Eine Frau erzählte mir: „Ich halte es für ganz schlimm, dass ich immer so misstrauisch bin. Immer denke ich, dass das nicht stimmt, was jemand sagt. Immer fürchte ich, dass man mir Böses will. Das ist vor allem bei Menschen sehr stark, die ich neu kennenlerne.“ Sie zog sich vor anderen zurück und wagte kaum noch neue Bekanntschaften, obwohl sie sich nach einer neuen Beziehung sehnte.
Ich fragte sie, seit wann das so wäre. Sie antwortete erst: „Schon immer!“ Dann fiel ihr ein, dass sie als Kind eigentlich sehr zutraulich war. Nachdem sie als Jugendliche eine traumatisierende Gewalterfahrung erlitten hatte, brach ihr Grundvertrauen in andere Menschen zusammen und sie entwickelte eine Haltung des Misstrauens, die ihre sozialen Beziehungen prägte.

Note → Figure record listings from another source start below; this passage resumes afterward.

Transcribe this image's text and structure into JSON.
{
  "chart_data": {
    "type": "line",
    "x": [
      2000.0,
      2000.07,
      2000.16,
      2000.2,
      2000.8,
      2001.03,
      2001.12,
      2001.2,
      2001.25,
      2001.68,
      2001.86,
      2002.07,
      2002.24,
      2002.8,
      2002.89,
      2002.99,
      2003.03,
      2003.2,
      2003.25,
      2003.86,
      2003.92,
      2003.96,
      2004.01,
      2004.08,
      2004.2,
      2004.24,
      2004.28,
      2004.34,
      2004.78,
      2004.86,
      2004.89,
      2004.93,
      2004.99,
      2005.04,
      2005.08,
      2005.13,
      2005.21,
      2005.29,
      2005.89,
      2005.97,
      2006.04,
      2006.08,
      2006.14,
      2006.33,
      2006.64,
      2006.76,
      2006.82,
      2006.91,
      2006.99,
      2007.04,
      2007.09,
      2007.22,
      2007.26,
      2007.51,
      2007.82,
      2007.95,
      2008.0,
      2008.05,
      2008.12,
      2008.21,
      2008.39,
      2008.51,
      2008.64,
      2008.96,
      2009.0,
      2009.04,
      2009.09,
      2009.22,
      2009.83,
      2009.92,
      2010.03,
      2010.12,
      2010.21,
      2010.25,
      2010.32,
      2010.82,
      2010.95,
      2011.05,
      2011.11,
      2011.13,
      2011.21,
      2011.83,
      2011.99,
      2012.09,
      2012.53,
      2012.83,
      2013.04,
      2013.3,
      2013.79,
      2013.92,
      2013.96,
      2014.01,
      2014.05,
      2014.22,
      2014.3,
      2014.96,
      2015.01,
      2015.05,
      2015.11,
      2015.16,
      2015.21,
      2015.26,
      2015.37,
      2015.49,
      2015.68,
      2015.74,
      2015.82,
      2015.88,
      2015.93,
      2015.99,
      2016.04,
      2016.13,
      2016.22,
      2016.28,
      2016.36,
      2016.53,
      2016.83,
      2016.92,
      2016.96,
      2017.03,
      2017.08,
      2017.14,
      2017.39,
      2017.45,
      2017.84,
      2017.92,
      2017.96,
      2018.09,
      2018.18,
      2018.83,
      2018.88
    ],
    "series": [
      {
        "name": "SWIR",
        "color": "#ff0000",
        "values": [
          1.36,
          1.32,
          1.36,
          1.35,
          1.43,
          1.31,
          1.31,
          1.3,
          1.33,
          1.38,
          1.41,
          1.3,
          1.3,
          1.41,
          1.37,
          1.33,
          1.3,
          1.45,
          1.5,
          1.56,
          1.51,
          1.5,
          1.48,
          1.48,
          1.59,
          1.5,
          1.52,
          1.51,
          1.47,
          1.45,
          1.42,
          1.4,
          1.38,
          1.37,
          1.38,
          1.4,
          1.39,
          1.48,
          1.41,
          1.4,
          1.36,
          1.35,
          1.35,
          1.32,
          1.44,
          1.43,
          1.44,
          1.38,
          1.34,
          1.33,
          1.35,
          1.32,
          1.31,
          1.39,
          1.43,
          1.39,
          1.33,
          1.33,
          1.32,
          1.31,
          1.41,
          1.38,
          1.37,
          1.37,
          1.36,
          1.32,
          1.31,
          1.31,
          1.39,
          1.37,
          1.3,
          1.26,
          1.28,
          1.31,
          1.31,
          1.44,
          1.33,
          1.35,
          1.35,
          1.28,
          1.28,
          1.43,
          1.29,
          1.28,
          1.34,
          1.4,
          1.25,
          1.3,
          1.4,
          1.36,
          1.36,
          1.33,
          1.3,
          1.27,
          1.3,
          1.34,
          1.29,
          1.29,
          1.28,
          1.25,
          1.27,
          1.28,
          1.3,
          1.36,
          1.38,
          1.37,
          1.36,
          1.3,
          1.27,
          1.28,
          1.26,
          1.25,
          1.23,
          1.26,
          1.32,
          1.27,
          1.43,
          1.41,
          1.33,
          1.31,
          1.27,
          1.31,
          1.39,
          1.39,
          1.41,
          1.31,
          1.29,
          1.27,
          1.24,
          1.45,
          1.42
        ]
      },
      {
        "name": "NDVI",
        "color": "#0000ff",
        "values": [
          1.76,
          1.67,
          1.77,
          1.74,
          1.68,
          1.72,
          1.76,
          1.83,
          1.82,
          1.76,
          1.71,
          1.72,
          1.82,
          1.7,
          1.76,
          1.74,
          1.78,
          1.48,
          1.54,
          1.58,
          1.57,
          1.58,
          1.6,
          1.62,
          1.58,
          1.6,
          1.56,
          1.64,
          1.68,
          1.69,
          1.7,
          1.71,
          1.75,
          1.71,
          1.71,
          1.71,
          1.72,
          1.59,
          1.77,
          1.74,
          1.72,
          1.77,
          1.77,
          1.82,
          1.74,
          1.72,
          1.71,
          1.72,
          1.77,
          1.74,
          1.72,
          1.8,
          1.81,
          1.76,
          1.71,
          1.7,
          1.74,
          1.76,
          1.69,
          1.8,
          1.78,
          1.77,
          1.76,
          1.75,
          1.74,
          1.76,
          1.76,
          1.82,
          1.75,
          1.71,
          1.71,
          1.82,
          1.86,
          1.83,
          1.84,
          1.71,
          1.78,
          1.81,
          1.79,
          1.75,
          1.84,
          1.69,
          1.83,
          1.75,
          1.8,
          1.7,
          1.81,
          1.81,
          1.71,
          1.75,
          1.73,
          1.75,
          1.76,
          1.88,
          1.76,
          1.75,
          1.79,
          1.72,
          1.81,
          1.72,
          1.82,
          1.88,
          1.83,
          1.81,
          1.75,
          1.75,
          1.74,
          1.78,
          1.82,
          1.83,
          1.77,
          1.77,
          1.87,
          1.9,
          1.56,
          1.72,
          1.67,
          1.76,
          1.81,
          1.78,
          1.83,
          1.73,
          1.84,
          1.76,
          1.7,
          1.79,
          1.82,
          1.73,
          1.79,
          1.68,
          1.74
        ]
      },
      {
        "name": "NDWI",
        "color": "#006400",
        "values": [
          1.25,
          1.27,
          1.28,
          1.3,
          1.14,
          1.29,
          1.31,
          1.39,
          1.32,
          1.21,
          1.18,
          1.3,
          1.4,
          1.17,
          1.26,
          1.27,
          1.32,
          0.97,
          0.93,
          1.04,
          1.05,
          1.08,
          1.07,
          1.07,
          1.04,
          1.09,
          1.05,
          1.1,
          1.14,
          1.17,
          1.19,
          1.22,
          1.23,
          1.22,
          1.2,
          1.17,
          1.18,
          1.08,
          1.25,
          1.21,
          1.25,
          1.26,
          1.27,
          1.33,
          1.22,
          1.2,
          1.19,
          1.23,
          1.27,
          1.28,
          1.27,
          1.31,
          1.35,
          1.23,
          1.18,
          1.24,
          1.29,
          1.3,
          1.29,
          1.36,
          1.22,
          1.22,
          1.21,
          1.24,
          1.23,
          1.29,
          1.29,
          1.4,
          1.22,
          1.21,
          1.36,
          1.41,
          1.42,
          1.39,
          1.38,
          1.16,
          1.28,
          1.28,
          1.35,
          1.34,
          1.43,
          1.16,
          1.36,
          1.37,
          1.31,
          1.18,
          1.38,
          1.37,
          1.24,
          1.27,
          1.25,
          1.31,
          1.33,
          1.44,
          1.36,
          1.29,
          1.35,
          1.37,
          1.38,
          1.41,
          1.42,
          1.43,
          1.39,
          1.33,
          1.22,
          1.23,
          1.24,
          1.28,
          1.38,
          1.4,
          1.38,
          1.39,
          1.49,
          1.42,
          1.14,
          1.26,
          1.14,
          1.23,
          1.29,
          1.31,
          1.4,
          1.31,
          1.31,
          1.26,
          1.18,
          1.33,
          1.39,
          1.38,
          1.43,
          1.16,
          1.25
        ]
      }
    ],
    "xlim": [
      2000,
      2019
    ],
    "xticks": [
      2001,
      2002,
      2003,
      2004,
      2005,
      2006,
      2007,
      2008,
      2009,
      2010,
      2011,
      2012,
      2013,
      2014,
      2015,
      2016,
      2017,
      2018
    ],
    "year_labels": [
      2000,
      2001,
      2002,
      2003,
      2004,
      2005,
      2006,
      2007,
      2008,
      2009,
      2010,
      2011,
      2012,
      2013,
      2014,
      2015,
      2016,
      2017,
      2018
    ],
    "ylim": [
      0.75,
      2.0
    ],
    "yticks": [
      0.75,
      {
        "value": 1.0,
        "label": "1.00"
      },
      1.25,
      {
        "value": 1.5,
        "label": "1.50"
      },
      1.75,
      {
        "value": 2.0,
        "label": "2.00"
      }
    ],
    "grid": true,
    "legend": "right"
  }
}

Ich sagte ihr und sage es immer wieder: Wer Böses erlebt hat, dessen Misstrauen ist berechtigt. Eine traumatische Erfahrung wird meist von anderen Menschen zugefügt. Insbesondere bei sexueller Gewalt sind das Verwandte oder andere Menschen wie Lehrer*innen, Chorleiter, Trainer*innen, Nachbar*innen, Pfarrer*innen, denen die Opfer vertrauen. Dieses Vertrauen wird gebrochen, wird verraten – also ist Misstrauen angesagt. Es ist dazu da, damit ein Mensch Bedrohungen und damit Wiederholungen der schrecklichen Erfahrung vermieden werden können. Ein Lob dem Misstrauen!
Zu wissen, dass das Misstrauen sinnvoll ist, entlastet viele Opfer traumatisierender Gewalt. Und doch leiden sie darunter, wenn ihr Misstrauen ihre Möglichkeiten von Begegnungen und Beziehungen einschränkt. Deswegen ist ein zweiter Schritt notwendig. Ich frage danach, woran sie den Unterschied merken, ob sie jemandem trauen oder misstrauen sollten. Diese Frage haben sich die meisten noch nie gestellt und sie wird sehr unterschiedlich beantwortet. Manche finden nicht sofort eine Antwort, sondern müssen sich Zeit nehmen, andere zu beobachten und ihren eigenen Resonanzen nachzuspüren.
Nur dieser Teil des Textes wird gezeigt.